An outbreak of influenza devastated the area, affecting almost everyone, including John Ballou Newbrough himself which ultimately caused his death on April 22, 1891. For almost a decade, Frances Newbrough and Andrew Howland attempted to revive the faded dream, struggling to keep the colony going. However, unfortunately, by 1900, Shalam was destitute; the school closed, children rebelled and colonists squabbled.
What Is John Ballou Newbrough Known For?
John Ballou Newbrough was known to have held several US patents. Amongst the numerous patents to his name are three (3) for calculating devices. You can read more about the calculating machine of John Ballou here.
Other patents kg John Ballou includes for manufacturing of rubber (US 73916), artificial teeth (US85927), furnace pot (US115677), car for railway (US121539), ventilator (US142140), and exercising apparatus (US169467).
Noteworthy, John ran into trouble with the Goodyear Rubber Co. for the patent he held for the manufacturing of rubber. The latter claimed that John Ballou Newbrough developed a much cheaper compound to set teeth in dental plates than the one produced by Goodyear, which dominated the market.
John Ballou Newbrough: Marriage, Divorce, Children, and Personal Life
John Newbrough married the young Rachel Turnbull, a sister of his goldfield partner John Turnbull, on February 24, 1860, in the Presbyterian Church at Jedburgh, Scotland. They both settled initially in Philadelphia, where John continued practicing dentistry until 1862 when they moved to New York City for more than twenty years.
John Ballou Newbrough began having an affair with his dental assistant, Frances Vandewater Sweet, and eventually had a daughter, Justine, with her on January 1, 1884. In April 1884, his wife, Rachel, ordered him to leave their house in New York City, and ultimately divorced in 1886.
John Ballou Newbrough married Frances Vandewater, and they both moved to a farm at Pearl River, New York, which by March 1884 they named “Camp Hored,” the staging place for founding Shalam Colony, as outlined in Oahspe.
John and Rachel have three (3) children together: two boys, William, who became a civil engineer George who, sadly, died at age 2; and a daughter Elizabeth, who became an artist.
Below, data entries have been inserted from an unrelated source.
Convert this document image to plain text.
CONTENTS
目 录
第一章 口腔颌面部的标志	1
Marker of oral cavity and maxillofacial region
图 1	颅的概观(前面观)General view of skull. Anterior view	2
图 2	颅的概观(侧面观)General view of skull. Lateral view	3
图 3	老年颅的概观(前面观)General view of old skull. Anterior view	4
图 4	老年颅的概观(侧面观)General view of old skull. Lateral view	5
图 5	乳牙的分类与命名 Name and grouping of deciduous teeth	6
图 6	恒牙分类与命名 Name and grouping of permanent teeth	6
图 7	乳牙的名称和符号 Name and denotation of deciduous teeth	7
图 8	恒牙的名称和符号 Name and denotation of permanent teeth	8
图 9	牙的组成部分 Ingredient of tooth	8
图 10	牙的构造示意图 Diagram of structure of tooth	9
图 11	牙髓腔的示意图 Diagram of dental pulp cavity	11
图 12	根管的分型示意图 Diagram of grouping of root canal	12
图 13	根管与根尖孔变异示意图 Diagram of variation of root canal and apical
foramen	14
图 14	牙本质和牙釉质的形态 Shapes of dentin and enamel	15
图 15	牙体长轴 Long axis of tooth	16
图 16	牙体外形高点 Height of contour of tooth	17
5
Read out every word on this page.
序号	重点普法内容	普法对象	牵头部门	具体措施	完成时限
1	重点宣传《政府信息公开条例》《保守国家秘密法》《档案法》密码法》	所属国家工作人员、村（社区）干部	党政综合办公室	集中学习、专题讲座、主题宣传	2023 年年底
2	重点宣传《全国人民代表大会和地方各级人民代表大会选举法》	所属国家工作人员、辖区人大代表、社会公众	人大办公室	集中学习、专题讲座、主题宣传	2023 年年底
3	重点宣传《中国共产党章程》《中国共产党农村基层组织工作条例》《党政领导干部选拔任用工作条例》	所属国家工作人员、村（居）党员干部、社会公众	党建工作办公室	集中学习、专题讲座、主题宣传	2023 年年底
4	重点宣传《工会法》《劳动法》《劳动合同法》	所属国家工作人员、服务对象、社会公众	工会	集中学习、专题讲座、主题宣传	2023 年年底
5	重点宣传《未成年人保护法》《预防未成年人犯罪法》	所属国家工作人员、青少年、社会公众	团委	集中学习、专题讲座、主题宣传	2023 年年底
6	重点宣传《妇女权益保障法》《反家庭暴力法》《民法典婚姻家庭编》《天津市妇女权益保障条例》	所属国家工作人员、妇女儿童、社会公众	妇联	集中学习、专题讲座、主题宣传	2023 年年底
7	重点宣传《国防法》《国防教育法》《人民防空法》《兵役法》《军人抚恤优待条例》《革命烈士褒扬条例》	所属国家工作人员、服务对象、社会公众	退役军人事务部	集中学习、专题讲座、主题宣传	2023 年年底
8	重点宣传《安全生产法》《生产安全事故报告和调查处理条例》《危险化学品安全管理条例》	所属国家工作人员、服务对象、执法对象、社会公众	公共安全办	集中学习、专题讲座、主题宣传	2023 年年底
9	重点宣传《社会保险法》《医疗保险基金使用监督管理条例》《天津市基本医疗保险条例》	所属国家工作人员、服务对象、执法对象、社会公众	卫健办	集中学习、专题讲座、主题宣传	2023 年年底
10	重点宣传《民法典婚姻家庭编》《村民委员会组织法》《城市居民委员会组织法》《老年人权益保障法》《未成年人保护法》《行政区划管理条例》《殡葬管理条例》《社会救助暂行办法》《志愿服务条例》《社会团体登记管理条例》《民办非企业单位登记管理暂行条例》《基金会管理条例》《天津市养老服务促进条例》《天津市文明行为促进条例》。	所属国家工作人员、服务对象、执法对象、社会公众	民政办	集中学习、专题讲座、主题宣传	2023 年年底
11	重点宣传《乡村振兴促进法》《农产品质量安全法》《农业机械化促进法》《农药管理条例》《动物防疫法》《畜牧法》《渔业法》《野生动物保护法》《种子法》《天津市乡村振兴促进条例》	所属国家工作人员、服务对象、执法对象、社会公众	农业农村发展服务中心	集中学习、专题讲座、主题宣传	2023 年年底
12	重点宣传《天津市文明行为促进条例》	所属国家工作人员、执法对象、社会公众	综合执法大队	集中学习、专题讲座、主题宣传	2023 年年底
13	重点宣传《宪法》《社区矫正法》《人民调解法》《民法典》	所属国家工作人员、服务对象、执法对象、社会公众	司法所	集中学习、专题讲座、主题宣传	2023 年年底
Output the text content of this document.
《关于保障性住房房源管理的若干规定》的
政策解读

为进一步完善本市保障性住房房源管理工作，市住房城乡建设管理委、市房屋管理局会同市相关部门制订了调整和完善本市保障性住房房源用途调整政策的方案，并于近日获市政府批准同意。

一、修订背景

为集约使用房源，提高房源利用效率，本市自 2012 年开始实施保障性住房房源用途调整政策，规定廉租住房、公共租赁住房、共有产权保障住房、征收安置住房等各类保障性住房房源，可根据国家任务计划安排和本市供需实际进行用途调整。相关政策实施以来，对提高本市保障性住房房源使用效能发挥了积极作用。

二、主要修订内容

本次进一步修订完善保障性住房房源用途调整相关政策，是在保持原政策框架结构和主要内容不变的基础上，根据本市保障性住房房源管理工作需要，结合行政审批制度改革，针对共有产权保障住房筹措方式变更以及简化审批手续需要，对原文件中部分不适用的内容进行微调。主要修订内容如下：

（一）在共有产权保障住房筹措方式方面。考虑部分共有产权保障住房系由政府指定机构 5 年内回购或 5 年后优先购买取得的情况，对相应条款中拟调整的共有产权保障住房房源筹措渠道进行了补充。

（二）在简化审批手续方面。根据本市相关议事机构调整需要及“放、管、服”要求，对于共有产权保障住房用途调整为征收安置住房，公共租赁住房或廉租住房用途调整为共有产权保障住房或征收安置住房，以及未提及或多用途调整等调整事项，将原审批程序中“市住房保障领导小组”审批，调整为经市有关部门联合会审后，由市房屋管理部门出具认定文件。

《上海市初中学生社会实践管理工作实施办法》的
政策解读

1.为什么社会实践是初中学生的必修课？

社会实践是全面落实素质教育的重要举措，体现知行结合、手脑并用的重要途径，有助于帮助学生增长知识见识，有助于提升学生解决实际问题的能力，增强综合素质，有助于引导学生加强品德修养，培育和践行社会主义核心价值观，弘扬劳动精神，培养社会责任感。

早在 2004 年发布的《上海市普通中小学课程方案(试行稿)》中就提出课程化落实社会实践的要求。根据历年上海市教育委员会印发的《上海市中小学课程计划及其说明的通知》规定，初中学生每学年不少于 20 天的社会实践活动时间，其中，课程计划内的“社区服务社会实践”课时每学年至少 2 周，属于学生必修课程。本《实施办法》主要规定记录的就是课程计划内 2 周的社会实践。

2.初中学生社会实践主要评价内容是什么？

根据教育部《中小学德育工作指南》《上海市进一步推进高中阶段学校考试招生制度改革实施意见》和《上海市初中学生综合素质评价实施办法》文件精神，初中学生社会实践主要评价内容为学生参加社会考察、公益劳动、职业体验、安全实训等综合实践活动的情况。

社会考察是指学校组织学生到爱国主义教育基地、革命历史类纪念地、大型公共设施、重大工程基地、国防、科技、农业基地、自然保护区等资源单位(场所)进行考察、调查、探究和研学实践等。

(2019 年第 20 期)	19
Justine was the only child known between John and his dental assistant, Frances.
John Ballou Newbrough Published Works and Books
John Newbrough was a writer and poet. His first novel was a 600-page book about his experiences in the California Gold Rush, named The Lady of the West, or the Gold Seekers. Printed in Cincinnati in 1855, the book was a love story during the adventure.
Afterward, John published several other books, between them one, which made him famous, Oahspe: A New Bible. Oahspe was published in 1882, purporting to contain new revelations from the Ambassadors of the angel hosts of heaven prepared and revealed unto man in the name of Jehovih.